MANILA, Tuesday 3 August 2010 (AFP) - Philippine Airlines was on Tuesday desperately trying to lure back pilots who suddenly quit for higher paying jobs abroad in synchronised moves that forced the national carrier to cut flights.

Aides of President Benigno Aquino were involved in crisis talks, amid fears a situation that has so far mainly affected domestic flights could hit international services causing knock-on damage to the national economy.

The airline said Tuesday it had been forced to cut three domestic routes indefinitely after 25 pilots and first officers walked out last week to take higher-paid jobs in the Middle East and elsewhere in Asia.

"We want them all back," PAL president Jaime Bautista said on local ABS-CBN television, although he stressed the company could not compete with the hefty salaries offered by airlines abroad.

He said PAL was able to pay its top pilots only about 11,000 dollars a month, while overseas rivals were offering double that.

PAL has been beset by growing labour unrest for months with ground crews and flight attendants also threatening strikes.

PAL has accused the pilots of violating an airline rule requiring them to give 180 days' notice before resigning, and has threatened legal action if they do not return.

However none of the pilots who quit have spoken publicly, and Bautista said some had already left for their new jobs overseas.

Aquino at the weekend ordered his cabinet to intervene in the dispute.

"Hopefully we will be able to come up with a resolution, so that the riding public is not inconvenienced and the economy does not suffer because of what is an inter-company dispute," Aquino told reporters on Sunday.

PAL chairman Lucio Tan and senior airline executives held talks Tuesday for the second consecutive day with the four cabinet ministers assigned by Aquino to resolve the crisis.

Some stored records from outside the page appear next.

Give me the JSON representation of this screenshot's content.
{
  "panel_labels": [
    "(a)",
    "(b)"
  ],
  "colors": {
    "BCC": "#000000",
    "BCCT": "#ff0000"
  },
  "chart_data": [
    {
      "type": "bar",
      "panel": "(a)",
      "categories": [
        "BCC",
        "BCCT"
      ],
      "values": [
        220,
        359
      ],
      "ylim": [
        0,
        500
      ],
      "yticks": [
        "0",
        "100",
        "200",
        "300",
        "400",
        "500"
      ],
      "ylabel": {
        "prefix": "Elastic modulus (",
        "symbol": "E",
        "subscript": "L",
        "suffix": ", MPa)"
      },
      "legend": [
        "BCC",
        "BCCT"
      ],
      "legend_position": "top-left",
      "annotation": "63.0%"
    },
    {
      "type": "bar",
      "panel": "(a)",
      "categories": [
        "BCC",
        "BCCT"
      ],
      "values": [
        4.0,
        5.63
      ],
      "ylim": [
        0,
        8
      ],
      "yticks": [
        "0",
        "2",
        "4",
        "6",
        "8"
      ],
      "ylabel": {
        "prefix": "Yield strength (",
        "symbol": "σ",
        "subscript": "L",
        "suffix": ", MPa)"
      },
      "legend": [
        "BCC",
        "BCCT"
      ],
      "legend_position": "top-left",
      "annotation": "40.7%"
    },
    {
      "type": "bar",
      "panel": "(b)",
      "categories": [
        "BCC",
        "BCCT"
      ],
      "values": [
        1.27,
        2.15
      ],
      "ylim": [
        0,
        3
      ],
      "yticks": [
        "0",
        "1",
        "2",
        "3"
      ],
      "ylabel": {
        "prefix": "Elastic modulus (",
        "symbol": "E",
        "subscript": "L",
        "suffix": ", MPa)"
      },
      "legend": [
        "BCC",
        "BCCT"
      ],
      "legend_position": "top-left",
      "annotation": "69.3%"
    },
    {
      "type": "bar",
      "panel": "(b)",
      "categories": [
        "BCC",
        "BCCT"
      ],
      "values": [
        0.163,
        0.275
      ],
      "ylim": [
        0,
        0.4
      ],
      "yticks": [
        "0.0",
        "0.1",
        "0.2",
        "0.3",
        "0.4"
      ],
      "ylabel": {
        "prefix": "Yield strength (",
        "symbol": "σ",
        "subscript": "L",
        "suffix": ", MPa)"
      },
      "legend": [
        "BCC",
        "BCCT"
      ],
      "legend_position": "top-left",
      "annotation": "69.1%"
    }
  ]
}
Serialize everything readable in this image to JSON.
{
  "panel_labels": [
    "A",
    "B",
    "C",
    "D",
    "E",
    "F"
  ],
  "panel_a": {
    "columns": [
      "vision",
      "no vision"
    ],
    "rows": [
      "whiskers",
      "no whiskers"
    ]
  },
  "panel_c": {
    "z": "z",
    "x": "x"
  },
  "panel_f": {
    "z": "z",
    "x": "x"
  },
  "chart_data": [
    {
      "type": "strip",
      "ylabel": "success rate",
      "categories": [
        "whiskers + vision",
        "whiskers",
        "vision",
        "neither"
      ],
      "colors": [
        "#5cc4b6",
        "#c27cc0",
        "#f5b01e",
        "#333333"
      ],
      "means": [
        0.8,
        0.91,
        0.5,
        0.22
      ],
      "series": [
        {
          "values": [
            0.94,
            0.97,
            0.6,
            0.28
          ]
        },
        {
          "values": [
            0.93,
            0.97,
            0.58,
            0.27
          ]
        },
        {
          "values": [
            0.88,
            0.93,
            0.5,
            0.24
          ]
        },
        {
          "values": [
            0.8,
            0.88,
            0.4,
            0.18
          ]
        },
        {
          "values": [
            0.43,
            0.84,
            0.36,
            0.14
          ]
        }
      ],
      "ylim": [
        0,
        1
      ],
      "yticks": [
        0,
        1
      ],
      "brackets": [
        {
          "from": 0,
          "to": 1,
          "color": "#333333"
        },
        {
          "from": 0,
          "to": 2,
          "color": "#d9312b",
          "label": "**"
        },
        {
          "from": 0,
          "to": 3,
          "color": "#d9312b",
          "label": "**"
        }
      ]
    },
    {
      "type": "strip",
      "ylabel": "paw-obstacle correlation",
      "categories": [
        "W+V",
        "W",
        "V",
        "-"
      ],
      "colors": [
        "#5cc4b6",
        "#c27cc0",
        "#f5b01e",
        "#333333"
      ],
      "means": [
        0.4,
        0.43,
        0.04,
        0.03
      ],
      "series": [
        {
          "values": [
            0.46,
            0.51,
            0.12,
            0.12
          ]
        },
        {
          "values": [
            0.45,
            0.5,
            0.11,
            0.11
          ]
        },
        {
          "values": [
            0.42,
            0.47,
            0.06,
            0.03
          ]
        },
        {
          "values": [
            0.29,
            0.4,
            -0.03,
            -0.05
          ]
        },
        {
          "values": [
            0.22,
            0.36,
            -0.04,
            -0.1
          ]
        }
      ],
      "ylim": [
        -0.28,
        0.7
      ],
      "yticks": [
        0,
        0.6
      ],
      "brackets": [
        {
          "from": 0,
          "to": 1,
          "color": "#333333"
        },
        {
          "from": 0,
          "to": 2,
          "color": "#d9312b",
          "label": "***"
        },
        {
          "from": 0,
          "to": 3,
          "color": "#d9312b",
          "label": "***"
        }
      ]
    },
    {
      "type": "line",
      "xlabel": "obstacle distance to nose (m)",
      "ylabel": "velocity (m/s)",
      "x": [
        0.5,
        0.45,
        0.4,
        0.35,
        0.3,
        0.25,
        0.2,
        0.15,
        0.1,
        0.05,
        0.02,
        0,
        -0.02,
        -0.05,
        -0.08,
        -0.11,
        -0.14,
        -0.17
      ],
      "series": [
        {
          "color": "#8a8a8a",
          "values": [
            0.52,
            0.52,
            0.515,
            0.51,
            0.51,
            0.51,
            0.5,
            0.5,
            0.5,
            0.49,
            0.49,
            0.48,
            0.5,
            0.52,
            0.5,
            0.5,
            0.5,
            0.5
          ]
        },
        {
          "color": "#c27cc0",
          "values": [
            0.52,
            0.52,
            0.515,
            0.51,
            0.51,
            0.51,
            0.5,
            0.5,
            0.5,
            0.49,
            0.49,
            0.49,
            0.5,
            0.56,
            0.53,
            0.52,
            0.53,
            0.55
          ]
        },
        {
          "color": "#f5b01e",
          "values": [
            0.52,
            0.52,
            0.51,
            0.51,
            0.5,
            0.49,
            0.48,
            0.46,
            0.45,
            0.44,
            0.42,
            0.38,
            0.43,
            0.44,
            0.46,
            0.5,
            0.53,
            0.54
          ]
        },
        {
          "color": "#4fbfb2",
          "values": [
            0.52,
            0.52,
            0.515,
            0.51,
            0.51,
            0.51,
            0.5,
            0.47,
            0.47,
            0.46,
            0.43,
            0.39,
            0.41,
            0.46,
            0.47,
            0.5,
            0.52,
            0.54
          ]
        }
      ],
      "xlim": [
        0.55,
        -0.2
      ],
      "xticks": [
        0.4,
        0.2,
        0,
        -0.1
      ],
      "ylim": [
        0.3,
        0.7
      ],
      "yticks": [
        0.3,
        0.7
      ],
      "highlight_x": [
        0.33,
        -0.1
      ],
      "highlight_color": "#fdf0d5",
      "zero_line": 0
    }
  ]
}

Pilots' representatives joined the meetings for the first time Tuesday, presidential spokesman Edwin Lacierda told reporters.

Lacierda said the government's top priority was to have the two sides talk so that they could resolve the crisis themselves.

Aside from the immediate issue of the 25 pilots suddenly quitting, the pilots' union also complained that its members were being forced to sign less attractive contracts with PAL's budget subsidiary.

Lacierda said Tourism Minister Alberto Lim had expressed concern that PAL's troubles would further hurt the Philippines' aviation safety rating, after a 2008 downgrade by the US Federal Aviation Administration (FAA).

PAL flights to the US West Coast are among its most profitable routes, but plans to increase frequencies were scuttled by the FAA downgrade.

"That was the concern of Secretary Bert Lim -- the downgrade by the FAA. That will be addressed," Lacierda said.

However Bautista emphasised Tuesday that services to the United States were not immediately in jeopardy.

"We would like to assure you that we will not cancel flights to the US," Bautista said.